[R-gui] Another R-GUI

Duncan Murdoch dmurdoch@pair.com
Mon, 25 Nov 2002 12:52:28 -0500


On Mon, 25 Nov 2002 18:13:16 +0100, you wrote:
>I think we're pretty much on a good way concerning the specification of what a 
>dialog should look like (we probably don't need more layouting-functionality 
>than rows and columns and potentially tabs),

I think there should be finer granularity than that.  We shouldn't use
Delphi's scheme of counting things in pixels (Delphi has problems when
you change fonts, or change screen resolutions), but some sort of
device independent coordinates (e.g. the dialog coordinates run from 0
to 1 in each direction) would be better than assuming it's a grid.

>- some sort of widget that lists available objects (the "varselector" in my 
>example)

I think we should start at a lower level (a widget that gives a list
of strings to select from), and then implement a list of available
objects as a string list widget that has been populated by the names
of available objects.

>- a widget that can hold a (single) object (the "varslot"), and will probably 
>make some specifications about what types of objects it can hold (like the 
>attribute type="numeric" in the example)
>- maybe a separate widget that can hold one or more objects, but basically 
>acts the same (might instead simply use a more generalized "varslot")
>- maybe a separate widget that can hold a single constant value (number or 
>string)
>- a widget that can be used to select interactions between variables selected 
>in a "varslot"

In the same way, we want the lower level components that make these up
to be available.

>- radio-buttons
>- checkboxes

These are low level.

>- a widget representing a text/label not directly attached to any of the other 
>widgets

No need to make this special now, it's just a low level label...

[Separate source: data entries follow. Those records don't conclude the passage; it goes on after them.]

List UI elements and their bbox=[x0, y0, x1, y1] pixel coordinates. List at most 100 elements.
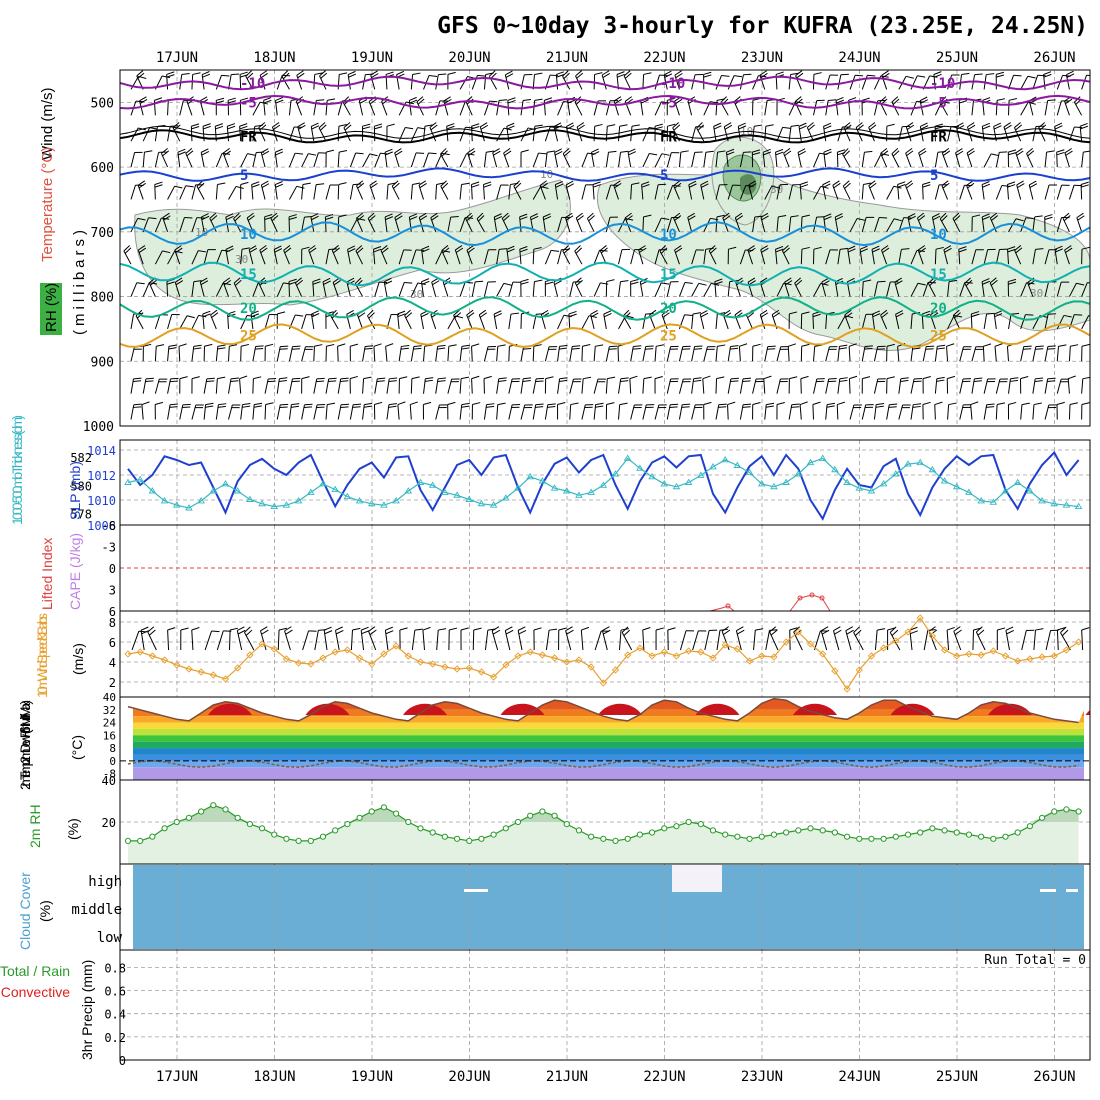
cloud-gap-1 bbox=[464, 889, 488, 892]
rh2m-point bbox=[746, 835, 753, 842]
temperature-bands bbox=[128, 697, 1090, 780]
upper-wind-barb-flag bbox=[929, 75, 938, 78]
upper-wind-barb-flag bbox=[775, 148, 784, 153]
upper-wind-barb-flag bbox=[202, 310, 211, 315]
upper-wind-barb-flag bbox=[1046, 150, 1055, 153]
upper-wind-barb bbox=[691, 283, 700, 297]
wind-speed-point bbox=[819, 650, 827, 658]
upper-wind-barb-flag bbox=[202, 313, 211, 318]
pressure-tick-label: 500 bbox=[91, 96, 114, 111]
upper-wind-barb-flag bbox=[355, 152, 364, 155]
upper-wind-barb-flag bbox=[906, 122, 914, 128]
rh2m-point bbox=[149, 833, 156, 840]
slp-tick-label: 1014 bbox=[87, 444, 116, 458]
surface-wind-barb-flag bbox=[1005, 626, 1014, 631]
upper-wind-barb-flag bbox=[139, 99, 148, 104]
upper-wind-barb-flag bbox=[380, 245, 388, 251]
upper-wind-barb-flag bbox=[661, 101, 670, 104]
surface-wind-barb-flag bbox=[997, 627, 1006, 631]
upper-wind-barb bbox=[1044, 100, 1049, 116]
upper-wind-barb bbox=[897, 346, 900, 362]
upper-wind-barb bbox=[483, 281, 489, 297]
upper-wind-barb-flag bbox=[347, 245, 355, 250]
upper-wind-barb-flag bbox=[606, 279, 615, 283]
upper-wind-barb-flag bbox=[936, 376, 945, 380]
upper-wind-barb-flag bbox=[1035, 248, 1044, 250]
upper-wind-barb bbox=[739, 74, 744, 90]
wind-tick-label: 2 bbox=[109, 676, 116, 690]
upper-wind-barb-flag bbox=[519, 248, 528, 253]
upper-wind-barb-flag bbox=[1054, 125, 1063, 130]
wind-speed-point bbox=[355, 654, 364, 662]
upper-wind-barb-flag bbox=[506, 125, 515, 130]
upper-wind-barb-flag bbox=[886, 123, 895, 127]
upper-wind-barb-flag bbox=[576, 72, 584, 79]
upper-wind-barb-flag bbox=[961, 72, 970, 76]
upper-wind-barb bbox=[727, 75, 735, 90]
upper-wind-barb-flag bbox=[522, 380, 531, 382]
upper-wind-barb-flag bbox=[1080, 181, 1089, 185]
upper-wind-barb-flag bbox=[227, 97, 236, 101]
upper-wind-barb-flag bbox=[442, 247, 450, 254]
thickness-point bbox=[221, 480, 230, 487]
upper-wind-barb-flag bbox=[501, 212, 509, 219]
upper-wind-barb bbox=[910, 313, 913, 329]
upper-wind-barb-flag bbox=[465, 212, 472, 219]
upper-wind-barb-flag bbox=[971, 313, 980, 318]
upper-wind-barb-flag bbox=[340, 380, 349, 383]
upper-wind-barb bbox=[994, 346, 997, 362]
upper-wind-barb-flag bbox=[542, 213, 551, 218]
upper-wind-barb-flag bbox=[281, 70, 289, 77]
rh2m-point bbox=[539, 808, 546, 815]
upper-wind-barb bbox=[544, 126, 551, 142]
wind-speed-point bbox=[514, 652, 522, 660]
upper-wind-barb-flag bbox=[847, 248, 856, 253]
rh-tick-label: 20 bbox=[102, 816, 116, 830]
upper-wind-barb-flag bbox=[872, 248, 880, 253]
upper-wind-barb bbox=[1056, 217, 1063, 232]
upper-wind-barb bbox=[947, 281, 950, 297]
upper-wind-barb-flag bbox=[466, 309, 474, 316]
upper-wind-barb-flag bbox=[562, 70, 569, 77]
wind-speed-point bbox=[806, 640, 815, 648]
date-label-top: 18JUN bbox=[253, 50, 295, 66]
surface-wind-barb-flag bbox=[770, 629, 778, 636]
upper-wind-barb-flag bbox=[386, 123, 395, 127]
surface-wind-barb-flag bbox=[422, 626, 431, 631]
upper-wind-barb-flag bbox=[297, 122, 305, 128]
upper-wind-barb bbox=[605, 217, 611, 232]
upper-wind-barb-flag bbox=[193, 347, 202, 350]
upper-wind-barb-flag bbox=[503, 215, 510, 222]
upper-wind-barb-flag bbox=[942, 150, 951, 156]
wind-speed-point bbox=[441, 663, 449, 671]
surface-wind-barb-flag bbox=[1057, 627, 1066, 631]
upper-wind-barb-flag bbox=[494, 312, 502, 318]
upper-wind-barb-flag bbox=[784, 277, 792, 283]
wind-speed-point bbox=[989, 647, 997, 655]
upper-wind-barb-flag bbox=[631, 182, 640, 185]
upper-wind-barb-flag bbox=[450, 216, 459, 218]
thickness-point bbox=[818, 454, 827, 461]
upper-wind-barb-flag bbox=[247, 215, 255, 221]
thickness-point bbox=[831, 465, 839, 473]
upper-wind-barb-flag bbox=[1047, 348, 1056, 350]
upper-wind-barb-flag bbox=[202, 123, 211, 127]
upper-wind-barb-flag bbox=[471, 375, 480, 380]
upper-wind-barb bbox=[154, 126, 158, 142]
upper-wind-barb-flag bbox=[708, 245, 716, 252]
upper-wind-barb bbox=[167, 314, 173, 330]
isotherm-label: 10 bbox=[240, 227, 257, 243]
upper-wind-barb-flag bbox=[912, 347, 921, 350]
isotherm-label: 15 bbox=[660, 267, 677, 283]
upper-wind-barb-flag bbox=[868, 180, 876, 186]
rh2m-point bbox=[770, 831, 778, 838]
upper-wind-barb-flag bbox=[461, 405, 470, 408]
upper-wind-barb bbox=[703, 249, 707, 265]
upper-wind-barb-flag bbox=[996, 71, 1005, 75]
upper-wind-barb-flag bbox=[241, 343, 250, 347]
upper-wind-barb-flag bbox=[170, 377, 179, 380]
surface-wind-barb bbox=[928, 631, 937, 651]
upper-wind-barb-flag bbox=[1038, 122, 1046, 129]
upper-wind-barb-flag bbox=[520, 278, 529, 283]
surface-wind-barb-flag bbox=[642, 627, 651, 631]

>- a widget represent a line or other separation used for layouting purposes

We often want boxes, so it might make sense for that to be the lowest
level, with one style being a box with only one side visible.

We also need buttons, and the ability to attach actions to user
actions.  (E.g. click on a button  or change the entry in a widget and
execute some R code).  I'm not sure how many of these we want, but
there could be a lot.  For example, Delphi allows 16 different kinds
of events to be triggered by a button:  clicks, mouse
move/push/release, context sensitive help popup, 3 for drag and drop
functions, 2 for "docking" functions, 2 for focus entering/leaving the
button, and 3 for key presses while the button is focussed.  Since we
don't want all of these from the beginning, but we might want some of
them later, I think we should make it easy to add additional events to
components.

We should also have a tree view widget, and a free text entry widget.

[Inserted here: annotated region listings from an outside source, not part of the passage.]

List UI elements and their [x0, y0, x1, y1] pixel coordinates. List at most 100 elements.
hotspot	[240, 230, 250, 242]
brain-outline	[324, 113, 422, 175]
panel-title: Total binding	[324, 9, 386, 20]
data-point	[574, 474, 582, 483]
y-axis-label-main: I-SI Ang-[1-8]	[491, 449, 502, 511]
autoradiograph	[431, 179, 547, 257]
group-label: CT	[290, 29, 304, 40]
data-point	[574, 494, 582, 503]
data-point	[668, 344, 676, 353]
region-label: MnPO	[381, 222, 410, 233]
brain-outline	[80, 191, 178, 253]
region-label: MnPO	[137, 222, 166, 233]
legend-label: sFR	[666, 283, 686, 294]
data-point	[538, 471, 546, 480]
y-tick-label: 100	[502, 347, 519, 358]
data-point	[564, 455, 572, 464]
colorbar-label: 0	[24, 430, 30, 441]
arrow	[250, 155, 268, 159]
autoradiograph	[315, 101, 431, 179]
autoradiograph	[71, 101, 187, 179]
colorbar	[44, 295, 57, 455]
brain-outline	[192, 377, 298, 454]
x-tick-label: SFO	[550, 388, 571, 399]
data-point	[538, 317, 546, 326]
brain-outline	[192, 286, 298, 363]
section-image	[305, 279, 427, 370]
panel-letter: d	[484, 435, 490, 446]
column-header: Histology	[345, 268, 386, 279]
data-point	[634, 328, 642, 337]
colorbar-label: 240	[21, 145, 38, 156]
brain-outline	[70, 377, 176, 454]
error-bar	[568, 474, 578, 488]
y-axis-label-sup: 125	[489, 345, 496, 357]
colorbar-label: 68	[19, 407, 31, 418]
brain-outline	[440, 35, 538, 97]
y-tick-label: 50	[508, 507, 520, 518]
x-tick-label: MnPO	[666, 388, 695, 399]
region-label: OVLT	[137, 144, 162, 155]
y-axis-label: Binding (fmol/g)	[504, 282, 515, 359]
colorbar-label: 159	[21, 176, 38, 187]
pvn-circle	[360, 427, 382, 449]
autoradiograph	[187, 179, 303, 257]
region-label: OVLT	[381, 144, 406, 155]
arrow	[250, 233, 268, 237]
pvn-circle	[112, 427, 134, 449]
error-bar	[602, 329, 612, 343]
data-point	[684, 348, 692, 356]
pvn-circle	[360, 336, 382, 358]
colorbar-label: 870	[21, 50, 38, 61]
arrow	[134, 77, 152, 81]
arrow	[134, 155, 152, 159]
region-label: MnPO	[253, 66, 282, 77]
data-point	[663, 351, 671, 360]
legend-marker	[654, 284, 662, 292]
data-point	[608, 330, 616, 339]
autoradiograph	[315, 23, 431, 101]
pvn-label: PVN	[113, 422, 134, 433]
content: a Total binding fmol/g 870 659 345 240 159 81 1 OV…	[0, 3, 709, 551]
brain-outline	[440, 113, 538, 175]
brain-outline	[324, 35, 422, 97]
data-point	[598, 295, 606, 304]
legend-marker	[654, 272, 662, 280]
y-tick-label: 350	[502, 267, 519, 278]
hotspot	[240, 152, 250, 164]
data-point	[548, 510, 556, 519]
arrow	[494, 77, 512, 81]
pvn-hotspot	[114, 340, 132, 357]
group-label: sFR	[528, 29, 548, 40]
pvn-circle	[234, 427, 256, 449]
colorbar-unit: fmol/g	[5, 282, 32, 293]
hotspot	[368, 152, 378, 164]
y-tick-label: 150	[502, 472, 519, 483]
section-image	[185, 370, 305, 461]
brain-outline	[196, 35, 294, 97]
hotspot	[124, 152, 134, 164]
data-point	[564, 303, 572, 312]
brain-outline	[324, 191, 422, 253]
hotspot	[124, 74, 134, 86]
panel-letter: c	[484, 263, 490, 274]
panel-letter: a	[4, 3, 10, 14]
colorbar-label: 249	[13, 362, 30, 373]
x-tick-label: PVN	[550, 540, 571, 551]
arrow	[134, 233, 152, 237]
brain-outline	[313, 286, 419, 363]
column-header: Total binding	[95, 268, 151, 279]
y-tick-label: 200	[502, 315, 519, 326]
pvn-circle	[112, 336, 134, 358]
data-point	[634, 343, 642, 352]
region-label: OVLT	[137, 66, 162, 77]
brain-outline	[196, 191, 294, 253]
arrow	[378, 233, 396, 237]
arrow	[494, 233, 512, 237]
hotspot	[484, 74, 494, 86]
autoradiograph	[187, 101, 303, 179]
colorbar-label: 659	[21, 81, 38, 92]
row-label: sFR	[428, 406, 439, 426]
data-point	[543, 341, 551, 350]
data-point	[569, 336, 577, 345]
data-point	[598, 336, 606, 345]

>Another thing, that might however deserve some further consideration, is, how 
>the selections made in a dialog created this way, should be transformed into 
>R-code. The example I sent, simply uses a search-and-replace mechanism, that 
>works surprisingly well, but might be too inflexible. This means, that we 
>might have to agree on either some "if" and "else" tags in our XML, or on 
>some sort of scripting language like e.g. PHP, that will be used to generate 
>the code.

I'm not sure why this needs to generate R code.  Why not just have a
function to retrieve the values of all widgets that have values?